RELIEVED: South African hostages Bruno Pelizzari and Debbie Calitz after their release in Somalia's capital Mogadishu yesterday. They were kidnapped by Somali pirates in the Indian Ocean 20 months ago. photo: Reuters
Looking thin and stressed, one of the sailors, Bruno Pelizzari, said the release followed a negotiated settlement. He did not say if a ransom had been paid.
"Today we are happy to get our freedom back," Pelizzari said at the presidential palace complex in the Somali capital Mogadishu.
Pelizzari and his companion Debbie Calitz later left the Horn of Africa country for Djibouti, two sources in the Somali prime minister's office said.
South Africa thanked the Italian and Somalian authorities yesterday for the safe return of the couple.
"The couple were released unharmed and are receiving consular support from the South African mission to Somalia, which is based in Nairobi, Kenya," said Department of International Relations spokesman Nelson Kgwete.
"Arrangements are being made for the return of the couple to South Africa."
He said South Africa's ambassador to Somalia, Ndumiso Ntshinga, was in contact with the couple.
Armed pirates hijacked the yacht Choizil in October 2010 as it was about to enter the Mozambique Channel south of the Tanzanian port city of Dar es Salaam.
The sea bandits rerouted the boat north to Somalia where a French warship began tracking it because it was sailing suspiciously close to the coastline.
After attempts to contact the yacht failed, the warship launched a boarding team which came under fire from the yacht.
The Choizil ran aground and pirates took Pelizzari and Calitz ashore, but the captain refused to leave and was later rescued.
The pirate gang initially demanded $10-million (about R82-million) from the pair's families.
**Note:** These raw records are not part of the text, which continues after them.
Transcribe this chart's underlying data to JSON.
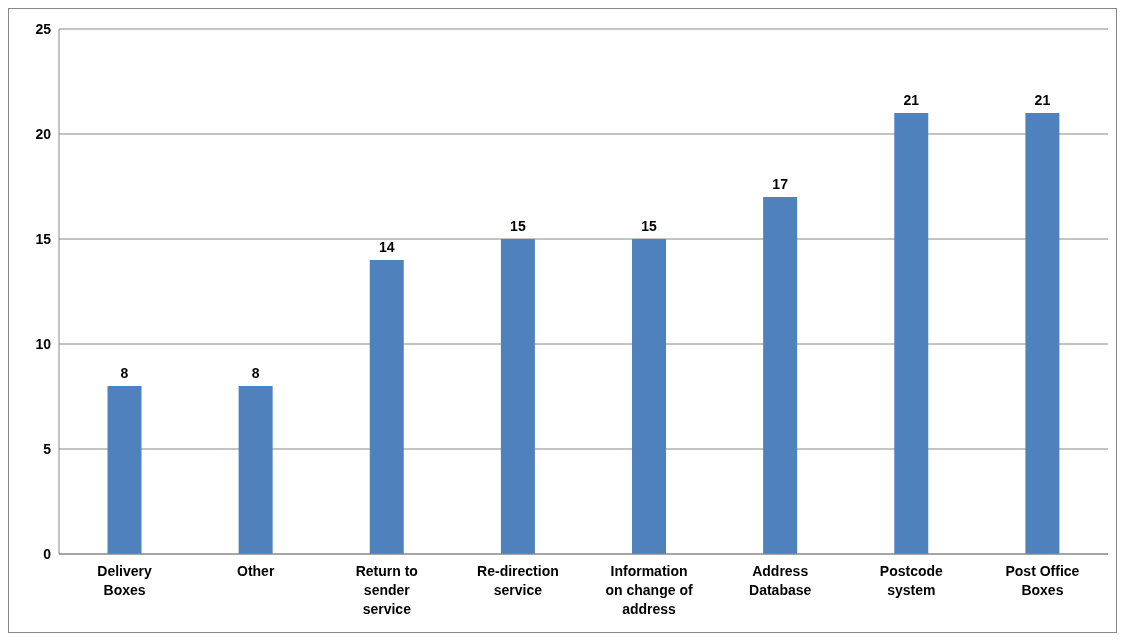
{
  "chart_data": {
    "type": "bar",
    "categories": [
      "Delivery Boxes",
      "Other",
      "Return to sender service",
      "Re-direction service",
      "Information on change of address",
      "Address Database",
      "Postcode system",
      "Post Office Boxes"
    ],
    "values": [
      8,
      8,
      14,
      15,
      15,
      17,
      21,
      21
    ],
    "color": "#4f81bd",
    "ylim": [
      0,
      25
    ],
    "yticks": [
      0,
      5,
      10,
      15,
      20,
      25
    ],
    "grid": "y",
    "data_labels": true
  }
}
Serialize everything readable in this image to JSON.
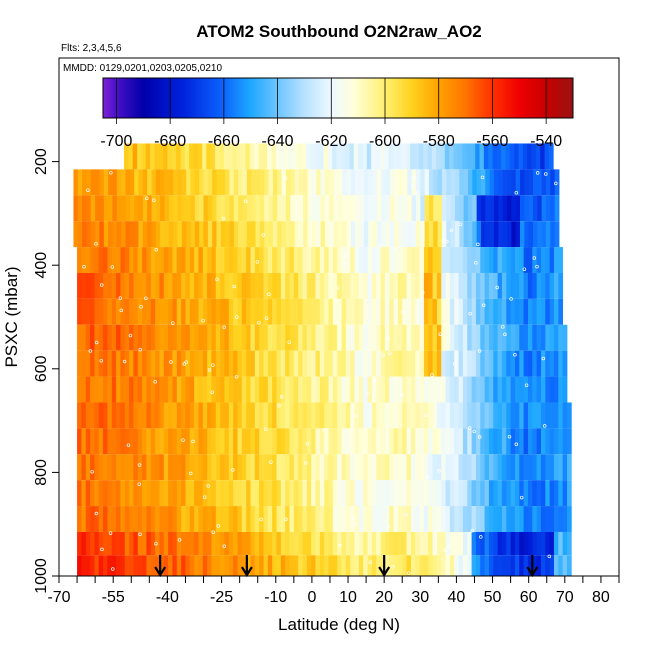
{
  "chart_data": {
    "type": "heatmap",
    "title": "ATOM2 Southbound O2N2raw_AO2",
    "flights_label": "Flts: 2,3,4,5,6",
    "dates_label": "MMDD: 0129,0201,0203,0205,0210",
    "xlabel": "Latitude (deg N)",
    "ylabel": "PSXC (mbar)",
    "xlim": [
      -70,
      85
    ],
    "ylim": [
      1000,
      0
    ],
    "x_ticks": [
      -70,
      -55,
      -40,
      -25,
      -10,
      0,
      10,
      20,
      30,
      40,
      50,
      60,
      70,
      80
    ],
    "x_tick_labels": [
      "-70",
      "-55",
      "-40",
      "-25",
      "-10",
      "0",
      "10",
      "20",
      "30",
      "40",
      "50",
      "60",
      "70",
      "80"
    ],
    "y_ticks": [
      200,
      400,
      600,
      800,
      1000
    ],
    "y_tick_labels": [
      "200",
      "400",
      "600",
      "800",
      "1000"
    ],
    "colorbar": {
      "range": [
        -705,
        -530
      ],
      "ticks": [
        -700,
        -680,
        -660,
        -640,
        -620,
        -600,
        -580,
        -560,
        -540
      ],
      "tick_labels": [
        "-700",
        "-680",
        "-660",
        "-640",
        "-620",
        "-600",
        "-580",
        "-560",
        "-540"
      ],
      "gradient": [
        {
          "v": -705,
          "c": "#7e22d6"
        },
        {
          "v": -700,
          "c": "#4a10c8"
        },
        {
          "v": -690,
          "c": "#0000aa"
        },
        {
          "v": -675,
          "c": "#0022dd"
        },
        {
          "v": -660,
          "c": "#0c66ff"
        },
        {
          "v": -650,
          "c": "#1ea8ff"
        },
        {
          "v": -640,
          "c": "#6cc4ff"
        },
        {
          "v": -630,
          "c": "#b8e2ff"
        },
        {
          "v": -620,
          "c": "#eef9ff"
        },
        {
          "v": -612,
          "c": "#ffffdd"
        },
        {
          "v": -600,
          "c": "#fff070"
        },
        {
          "v": -590,
          "c": "#ffd21e"
        },
        {
          "v": -580,
          "c": "#ffa200"
        },
        {
          "v": -570,
          "c": "#ff7400"
        },
        {
          "v": -560,
          "c": "#ff3000"
        },
        {
          "v": -550,
          "c": "#f00000"
        },
        {
          "v": -540,
          "c": "#c80000"
        },
        {
          "v": -530,
          "c": "#9a1212"
        }
      ]
    },
    "arrows_latitude": [
      -42,
      -18,
      20,
      61
    ],
    "profile_knots": [
      {
        "lat": -65,
        "v": -573
      },
      {
        "lat": -55,
        "v": -575
      },
      {
        "lat": -45,
        "v": -580
      },
      {
        "lat": -35,
        "v": -585
      },
      {
        "lat": -25,
        "v": -590
      },
      {
        "lat": -15,
        "v": -597
      },
      {
        "lat": -5,
        "v": -603
      },
      {
        "lat": 5,
        "v": -610
      },
      {
        "lat": 15,
        "v": -618
      },
      {
        "lat": 25,
        "v": -612
      },
      {
        "lat": 35,
        "v": -622
      },
      {
        "lat": 42,
        "v": -632
      },
      {
        "lat": 50,
        "v": -650
      },
      {
        "lat": 60,
        "v": -662
      },
      {
        "lat": 70,
        "v": -655
      }
    ],
    "layers": [
      {
        "p_top": 165,
        "p_bot": 215,
        "lat_min": -52,
        "lat_max": 66,
        "shift": -8
      },
      {
        "p_top": 215,
        "p_bot": 265,
        "lat_min": -66,
        "lat_max": 68,
        "shift": -5
      },
      {
        "p_top": 265,
        "p_bot": 315,
        "lat_min": -66,
        "lat_max": 68,
        "shift": -3
      },
      {
        "p_top": 315,
        "p_bot": 365,
        "lat_min": -66,
        "lat_max": 68,
        "shift": 0
      },
      {
        "p_top": 365,
        "p_bot": 415,
        "lat_min": -65,
        "lat_max": 69,
        "shift": 3
      },
      {
        "p_top": 415,
        "p_bot": 465,
        "lat_min": -65,
        "lat_max": 69,
        "shift": 5
      },
      {
        "p_top": 465,
        "p_bot": 515,
        "lat_min": -65,
        "lat_max": 69,
        "shift": 5
      },
      {
        "p_top": 515,
        "p_bot": 565,
        "lat_min": -65,
        "lat_max": 70,
        "shift": 6
      },
      {
        "p_top": 565,
        "p_bot": 615,
        "lat_min": -65,
        "lat_max": 70,
        "shift": 5
      },
      {
        "p_top": 615,
        "p_bot": 665,
        "lat_min": -65,
        "lat_max": 70,
        "shift": 4
      },
      {
        "p_top": 665,
        "p_bot": 715,
        "lat_min": -65,
        "lat_max": 71,
        "shift": 6
      },
      {
        "p_top": 715,
        "p_bot": 765,
        "lat_min": -65,
        "lat_max": 71,
        "shift": 4
      },
      {
        "p_top": 765,
        "p_bot": 815,
        "lat_min": -65,
        "lat_max": 71,
        "shift": 4
      },
      {
        "p_top": 815,
        "p_bot": 865,
        "lat_min": -65,
        "lat_max": 71,
        "shift": 3
      },
      {
        "p_top": 865,
        "p_bot": 915,
        "lat_min": -65,
        "lat_max": 71,
        "shift": 4
      },
      {
        "p_top": 915,
        "p_bot": 960,
        "lat_min": -65,
        "lat_max": 71,
        "shift": 12
      },
      {
        "p_top": 960,
        "p_bot": 1000,
        "lat_min": -65,
        "lat_max": 71,
        "shift": 16
      }
    ]
  }
}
The ransom demand dropped as low as $500000 (about R4.1-million) in March last year, according to a blog set up to highlight their plight, but was raised again as negotiations stumbled.
Somali pirates continue to threaten vital shipping lanes in the Gulf of Aden and Indian Ocean.
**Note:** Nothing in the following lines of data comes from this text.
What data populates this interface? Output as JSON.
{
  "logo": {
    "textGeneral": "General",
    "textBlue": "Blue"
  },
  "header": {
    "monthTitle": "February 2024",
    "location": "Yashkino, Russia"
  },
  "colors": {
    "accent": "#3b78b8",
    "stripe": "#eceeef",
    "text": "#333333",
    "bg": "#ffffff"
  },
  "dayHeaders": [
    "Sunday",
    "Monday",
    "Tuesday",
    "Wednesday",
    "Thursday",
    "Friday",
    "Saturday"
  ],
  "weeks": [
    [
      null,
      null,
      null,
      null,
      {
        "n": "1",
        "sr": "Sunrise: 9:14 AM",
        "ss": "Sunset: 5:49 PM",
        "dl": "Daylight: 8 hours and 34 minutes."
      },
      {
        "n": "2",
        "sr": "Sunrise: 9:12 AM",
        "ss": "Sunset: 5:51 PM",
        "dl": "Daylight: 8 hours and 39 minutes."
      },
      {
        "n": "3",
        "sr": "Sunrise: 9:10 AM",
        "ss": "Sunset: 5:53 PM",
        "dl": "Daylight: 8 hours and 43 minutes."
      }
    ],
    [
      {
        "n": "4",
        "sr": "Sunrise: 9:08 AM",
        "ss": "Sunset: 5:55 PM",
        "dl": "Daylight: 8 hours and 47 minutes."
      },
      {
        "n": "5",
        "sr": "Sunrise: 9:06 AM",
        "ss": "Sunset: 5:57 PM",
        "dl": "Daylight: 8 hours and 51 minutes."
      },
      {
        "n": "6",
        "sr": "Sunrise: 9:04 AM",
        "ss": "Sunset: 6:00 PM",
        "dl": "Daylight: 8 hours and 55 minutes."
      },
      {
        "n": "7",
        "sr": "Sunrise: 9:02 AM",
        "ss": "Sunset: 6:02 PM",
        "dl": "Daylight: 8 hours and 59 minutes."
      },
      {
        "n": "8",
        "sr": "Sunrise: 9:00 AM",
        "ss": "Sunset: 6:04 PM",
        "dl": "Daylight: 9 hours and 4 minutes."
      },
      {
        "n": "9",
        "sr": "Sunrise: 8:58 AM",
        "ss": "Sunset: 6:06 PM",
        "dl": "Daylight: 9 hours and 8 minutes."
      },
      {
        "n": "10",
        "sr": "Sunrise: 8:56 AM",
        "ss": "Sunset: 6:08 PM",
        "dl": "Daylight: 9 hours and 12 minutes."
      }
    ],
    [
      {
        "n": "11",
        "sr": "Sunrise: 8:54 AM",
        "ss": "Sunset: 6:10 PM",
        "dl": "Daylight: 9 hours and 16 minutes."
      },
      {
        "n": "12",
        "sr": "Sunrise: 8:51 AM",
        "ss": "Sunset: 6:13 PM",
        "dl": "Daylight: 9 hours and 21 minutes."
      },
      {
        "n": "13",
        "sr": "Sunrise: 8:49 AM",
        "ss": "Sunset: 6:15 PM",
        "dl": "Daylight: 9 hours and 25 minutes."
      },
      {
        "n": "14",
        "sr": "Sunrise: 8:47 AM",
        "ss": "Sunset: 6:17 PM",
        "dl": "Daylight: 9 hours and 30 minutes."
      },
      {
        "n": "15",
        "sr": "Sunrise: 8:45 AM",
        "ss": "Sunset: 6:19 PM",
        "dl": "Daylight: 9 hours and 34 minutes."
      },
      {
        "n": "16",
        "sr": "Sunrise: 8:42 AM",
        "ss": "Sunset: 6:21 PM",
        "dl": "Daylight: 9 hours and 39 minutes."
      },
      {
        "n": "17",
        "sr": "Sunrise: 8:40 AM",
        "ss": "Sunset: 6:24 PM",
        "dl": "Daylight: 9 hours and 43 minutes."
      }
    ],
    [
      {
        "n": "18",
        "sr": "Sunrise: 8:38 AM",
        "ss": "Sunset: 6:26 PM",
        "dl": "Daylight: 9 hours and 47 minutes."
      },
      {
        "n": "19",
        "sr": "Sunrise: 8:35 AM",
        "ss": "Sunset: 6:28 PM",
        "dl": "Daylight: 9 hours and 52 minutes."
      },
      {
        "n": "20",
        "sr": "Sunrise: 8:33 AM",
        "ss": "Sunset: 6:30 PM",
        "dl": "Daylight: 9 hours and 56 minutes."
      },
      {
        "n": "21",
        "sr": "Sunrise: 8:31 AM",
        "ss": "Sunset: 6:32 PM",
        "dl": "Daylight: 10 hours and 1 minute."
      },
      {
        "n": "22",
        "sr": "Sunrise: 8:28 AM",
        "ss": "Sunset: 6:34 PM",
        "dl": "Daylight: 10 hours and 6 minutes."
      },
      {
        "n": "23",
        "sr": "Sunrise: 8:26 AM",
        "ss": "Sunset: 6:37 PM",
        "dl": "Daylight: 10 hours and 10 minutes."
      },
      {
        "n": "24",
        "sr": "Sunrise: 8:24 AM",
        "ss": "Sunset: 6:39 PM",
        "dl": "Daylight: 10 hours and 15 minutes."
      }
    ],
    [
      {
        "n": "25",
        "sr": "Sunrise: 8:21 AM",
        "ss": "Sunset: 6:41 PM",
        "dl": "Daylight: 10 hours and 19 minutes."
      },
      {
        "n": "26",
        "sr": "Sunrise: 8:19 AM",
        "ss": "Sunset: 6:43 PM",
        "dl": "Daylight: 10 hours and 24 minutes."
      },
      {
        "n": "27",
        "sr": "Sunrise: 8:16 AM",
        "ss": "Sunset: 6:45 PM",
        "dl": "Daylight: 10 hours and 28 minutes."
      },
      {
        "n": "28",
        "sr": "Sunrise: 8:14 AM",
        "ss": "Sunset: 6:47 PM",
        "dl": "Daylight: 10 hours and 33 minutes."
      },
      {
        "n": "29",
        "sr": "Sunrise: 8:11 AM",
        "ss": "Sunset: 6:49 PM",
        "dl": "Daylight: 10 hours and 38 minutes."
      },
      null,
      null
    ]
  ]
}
More than 20 years of war and famine have worsened prospects for Somalis, adding to the appeal for many young men of crime on the high seas.
Last year, the pirates raked in more than $150-million (R1.2-billion) in ransoms.
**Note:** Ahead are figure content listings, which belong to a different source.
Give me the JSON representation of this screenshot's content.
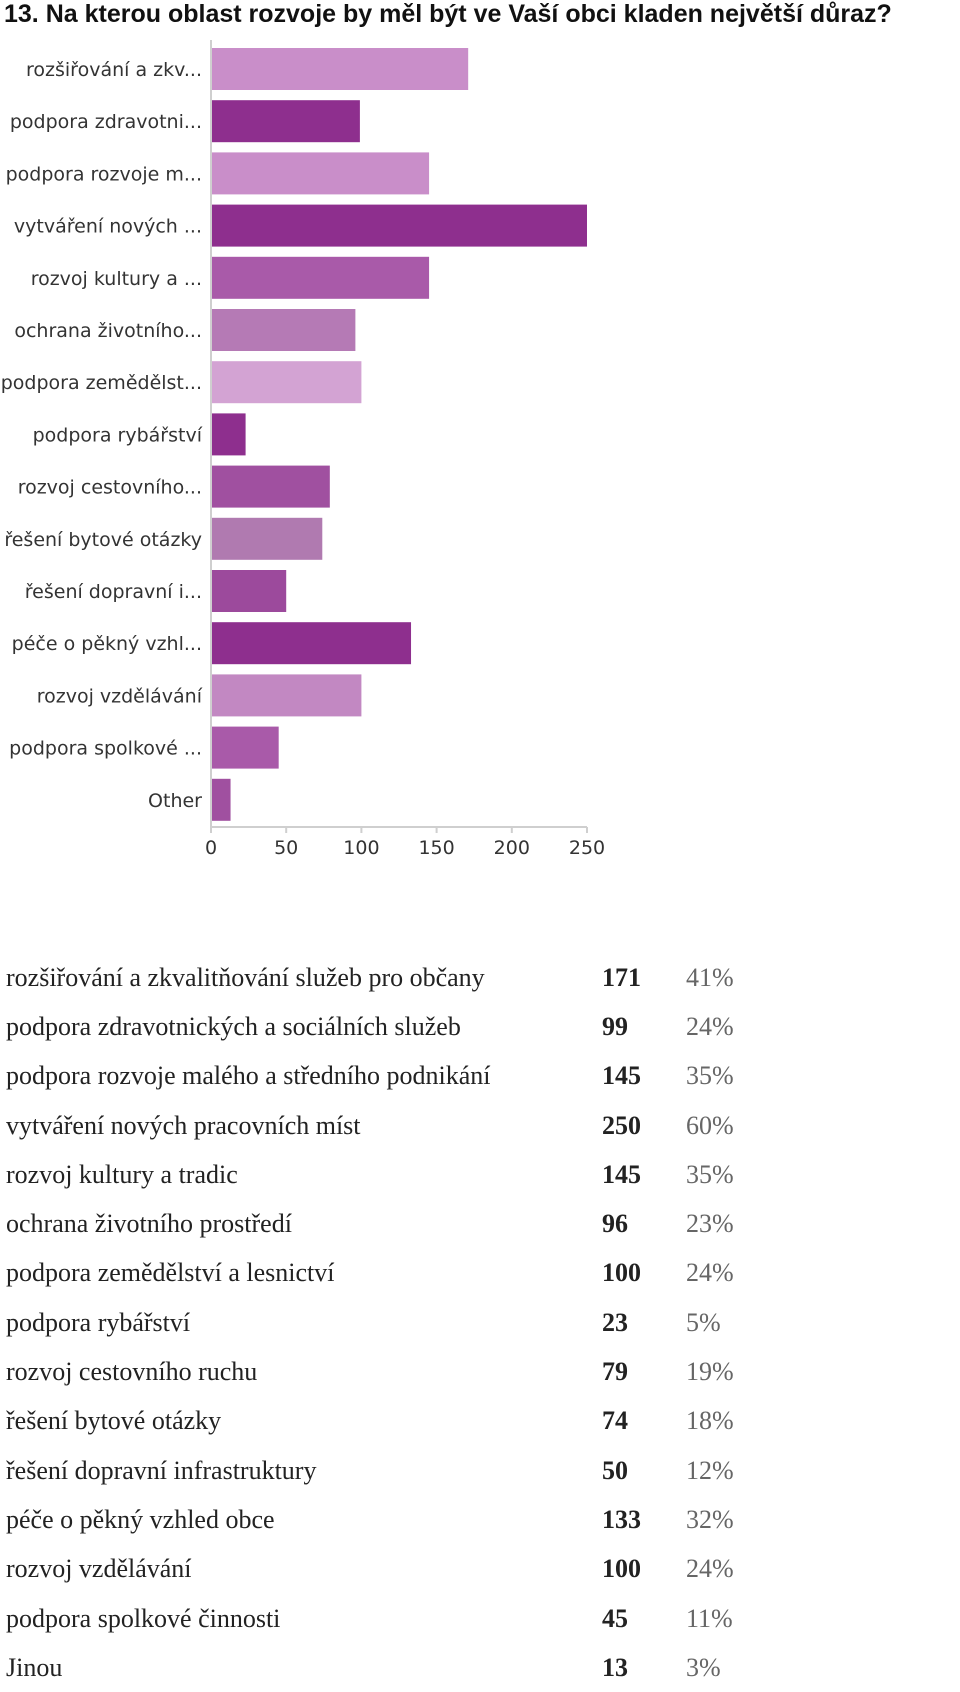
{
  "title": "13. Na kterou oblast rozvoje by měl být ve Vaší obci kladen největší důraz?",
  "chart_data": {
    "type": "bar",
    "orientation": "horizontal",
    "categories": [
      "rozšiřování a zkv...",
      "podpora zdravotni...",
      "podpora rozvoje m...",
      "vytváření nových ...",
      "rozvoj kultury a ...",
      "ochrana životního...",
      "podpora zemědělst...",
      "podpora rybářství",
      "rozvoj cestovního...",
      "řešení bytové otázky",
      "řešení dopravní i...",
      "péče o pěkný vzhl...",
      "rozvoj vzdělávání",
      "podpora spolkové ...",
      "Other"
    ],
    "values": [
      171,
      99,
      145,
      250,
      145,
      96,
      100,
      23,
      79,
      74,
      50,
      133,
      100,
      45,
      13
    ],
    "colors": [
      "#c98ec9",
      "#8e2f8e",
      "#c98ec9",
      "#8e2f8e",
      "#a95aa9",
      "#b57ab5",
      "#d3a3d3",
      "#8e2f8e",
      "#a050a0",
      "#b07ab0",
      "#9c4a9c",
      "#8e2f8e",
      "#c288c2",
      "#a95aa9",
      "#a050a0"
    ],
    "xlim": [
      0,
      250
    ],
    "xticks": [
      "0",
      "50",
      "100",
      "150",
      "200",
      "250"
    ],
    "grid": false,
    "legend": "none"
  },
  "table": {
    "rows": [
      {
        "label": "rozšiřování a zkvalitňování služeb pro občany",
        "count": "171",
        "percent": "41%"
      },
      {
        "label": "podpora zdravotnických a sociálních služeb",
        "count": "99",
        "percent": "24%"
      },
      {
        "label": "podpora rozvoje malého a středního podnikání",
        "count": "145",
        "percent": "35%"
      },
      {
        "label": "vytváření nových pracovních míst",
        "count": "250",
        "percent": "60%"
      },
      {
        "label": "rozvoj kultury a tradic",
        "count": "145",
        "percent": "35%"
      },
      {
        "label": "ochrana životního prostředí",
        "count": "96",
        "percent": "23%"
      },
      {
        "label": "podpora zemědělství a lesnictví",
        "count": "100",
        "percent": "24%"
      },
      {
        "label": "podpora rybářství",
        "count": "23",
        "percent": "5%"
      },
      {
        "label": "rozvoj cestovního ruchu",
        "count": "79",
        "percent": "19%"
      },
      {
        "label": "řešení bytové otázky",
        "count": "74",
        "percent": "18%"
      },
      {
        "label": "řešení dopravní infrastruktury",
        "count": "50",
        "percent": "12%"
      },
      {
        "label": "péče o pěkný vzhled obce",
        "count": "133",
        "percent": "32%"
      },
      {
        "label": "rozvoj vzdělávání",
        "count": "100",
        "percent": "24%"
      },
      {
        "label": "podpora spolkové činnosti",
        "count": "45",
        "percent": "11%"
      },
      {
        "label": "Jinou",
        "count": "13",
        "percent": "3%"
      }
    ]
  }
}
Weeks after the South African couple were abducted, pirates released British couple Paul and Rachel Chandler who had been kidnapped in 2009 sailing off the Seychelles.
Somali pirates still hold at least 10 vessels and about 200 crew members of different nationalities as hostages.
"I call on the pirates to release all other hostages," Somalia's Minister of Defence Hussein Arab Isse said.